Weird Al and his band’s versatility and raw musical talent make most of their covers-especially their recent work-virtually identical to the original in sound and style. The difference is in Al’s twisted take on the lyrics. Whether he’s singing “Another One Rides the Bus” instead of “Another One Bites the Dust,” or “My Bologna” instead of “My Sharona,” Al’s ideas are always off-the-wall and subtly brilliant.
Weird Al dominates the parody music industry so completely that many songs by lesser-known artists are mistakenly attributed to Al and spread through the internet by peer-to-peer sharing applications. True Al fans are not so easy fooled, however. They know if it’s not quality and not funny, it’s not Al.
Flight of the Conchords
Endearingly foreign and hilariously nerdy, Bret McKenzie and Jermaine Clement of Flight of the Conchords are a New Zealand folk comedy duo with an impressive repertoire of parody music.

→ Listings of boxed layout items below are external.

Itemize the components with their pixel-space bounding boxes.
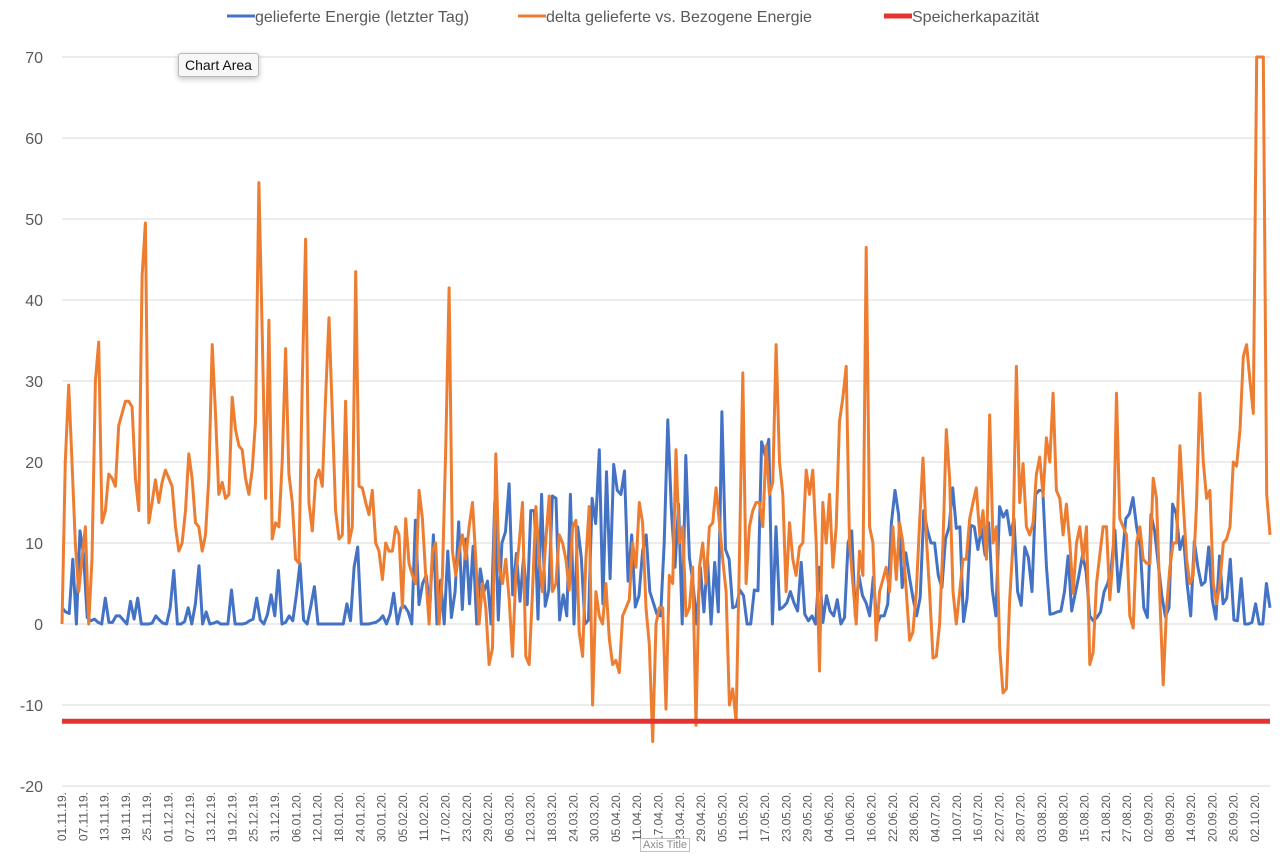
plot-area (60, 55, 1272, 743)
x-tick-label: 01.12.19. (162, 792, 176, 842)
x-tick-label: 16.07.20. (971, 792, 985, 842)
x-tick-label: 17.02.20. (438, 792, 452, 842)
x-tick-label: 18.01.20. (332, 792, 346, 842)
y-tick-label: 30 (25, 374, 43, 391)
x-tick-label: 12.01.20. (311, 792, 325, 842)
x-tick-label: 13.11.19. (98, 792, 112, 841)
x-tick-label: 07.11.19. (76, 792, 90, 841)
legend-entry: delta gelieferte vs. Bezogene Energie (546, 9, 812, 26)
x-axis-title[interactable]: Axis Title (640, 838, 691, 852)
x-tick-label: 15.08.20. (1078, 792, 1092, 842)
x-tick-label: 16.06.20. (865, 792, 879, 842)
legend-entry: gelieferte Energie (letzter Tag) (255, 9, 469, 26)
series-line-delta (60, 55, 1272, 743)
x-tick-label: 09.08.20. (1056, 792, 1070, 842)
x-tick-label: 25.12.19. (247, 792, 261, 842)
y-axis: 70 60 50 40 30 20 10 0 -10 -20 (20, 50, 43, 796)
x-tick-label: 21.08.20. (1099, 792, 1113, 842)
x-tick-label: 02.10.20. (1248, 792, 1262, 842)
x-tick-label: 23.05.20. (779, 792, 793, 842)
x-tick-label: 14.09.20. (1184, 792, 1198, 842)
x-tick-label: 30.01.20. (375, 792, 389, 842)
x-tick-label: 24.01.20. (353, 792, 367, 842)
x-tick-label: 10.07.20. (950, 792, 964, 842)
x-tick-label: 27.08.20. (1120, 792, 1134, 842)
legend-entry: Speicherkapazität (912, 9, 1040, 26)
x-tick-label: 01.11.19. (55, 792, 69, 841)
x-tick-label: 11.02.20. (417, 792, 431, 841)
x-tick-label: 29.02.20. (481, 792, 495, 842)
x-tick-label: 05.05.20. (715, 792, 729, 842)
x-tick-label: 31.12.19. (268, 792, 282, 842)
x-tick-label: 23.02.20. (460, 792, 474, 842)
x-tick-label: 28.06.20. (907, 792, 921, 842)
x-tick-label: 20.09.20. (1205, 792, 1219, 842)
x-tick-label: 05.02.20. (396, 792, 410, 842)
x-tick-label: 28.07.20. (1014, 792, 1028, 842)
legend[interactable]: gelieferte Energie (letzter Tag) delta ge… (227, 9, 1040, 26)
y-tick-label: 10 (25, 536, 43, 553)
chart-area-tooltip: Chart Area (178, 53, 259, 77)
x-tick-label: 17.05.20. (758, 792, 772, 842)
x-tick-label: 25.11.19. (140, 792, 154, 841)
x-tick-label: 18.03.20. (545, 792, 559, 842)
y-tick-label: 60 (25, 131, 43, 148)
x-tick-label: 04.07.20. (928, 792, 942, 842)
y-tick-label: 0 (34, 617, 43, 634)
x-tick-label: 30.03.20. (588, 792, 602, 842)
x-tick-label: 06.03.20. (502, 792, 516, 842)
x-tick-label: 26.09.20. (1227, 792, 1241, 842)
y-tick-label: -10 (20, 698, 43, 715)
x-tick-label: 23.04.20. (673, 792, 687, 842)
x-tick-label: 04.06.20. (822, 792, 836, 842)
x-tick-label: 12.03.20. (524, 792, 538, 842)
x-tick-label: 13.12.19. (204, 792, 218, 842)
x-tick-label: 11.04.20. (630, 792, 644, 841)
x-tick-label: 08.09.20. (1163, 792, 1177, 842)
x-tick-label: 07.12.19. (183, 792, 197, 842)
y-tick-label: -20 (20, 779, 43, 796)
x-tick-label: 19.12.19. (225, 792, 239, 842)
x-tick-label: 05.04.20. (609, 792, 623, 842)
x-tick-label: 22.06.20. (886, 792, 900, 842)
y-tick-label: 20 (25, 455, 43, 472)
x-tick-label: 29.05.20. (801, 792, 815, 842)
x-tick-label: 17.04.20. (652, 792, 666, 842)
series-line-gelieferte-energie (60, 410, 1272, 626)
x-tick-label: 03.08.20. (1035, 792, 1049, 842)
x-tick-label: 10.06.20. (843, 792, 857, 842)
x-tick-label: 11.05.20. (737, 792, 751, 841)
x-tick-label: 02.09.20. (1141, 792, 1155, 842)
x-tick-label: 29.04.20. (694, 792, 708, 842)
x-axis: 01.11.19. 07.11.19. 13.11.19. 19.11.19. 25.1… (55, 792, 1262, 842)
x-tick-label: 22.07.20. (992, 792, 1006, 842)
y-tick-label: 50 (25, 212, 43, 229)
x-tick-label: 19.11.19. (119, 792, 133, 841)
x-tick-label: 24.03.20. (566, 792, 580, 842)
y-tick-label: 70 (25, 50, 43, 67)
x-tick-label: 06.01.20. (289, 792, 303, 842)
y-tick-label: 40 (25, 293, 43, 310)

Their songs range from head-bumping hip-hop tunes to catchy acoustic ballads, all with brilliantly funny lyrics that will play themselves over and over in your head for weeks. The Conchords don’t parody songs in the traditional sense; instead they lampoon entire genres at once. Their decidedly unsexy “Sugar Lumps,” for example, is a riff on sexually-fueled gangster rap, and their delicate “Most Beautiful Girl in the Room” pokes fun at sappy love songs.
Flight of the Conchords compliments their excellent parody music with a well-received HBO comedy series. While the show’s writing has its ups and downs, it allows the wonky personalities of Bret and Jermaine to shine through beautifully and showcases plenty of Choncords tunes.
Jack Black and his brother Kyle-together known as Tenacious D-don’t parody music in the traditional sense; their songs are more a humorous homage to their heavy metal heroes. Ridiculously dramatic and vulgar enough to make even a frat boy blush, Tenacious D produces a perfect storm of catchy guitar riffs and memorable lyrics.
The band reached its zenith with the Tenacious D TV show and the movie Tenacious D in the Pick of Destiny with its rock-fueled stories and antics from Jack and Kyle. It remains unclear whether the band will continue to release albums, but should the band be discontinued today it would leave behind a respectable catalog of quasi- parody music–and plenty of rock-melted faces.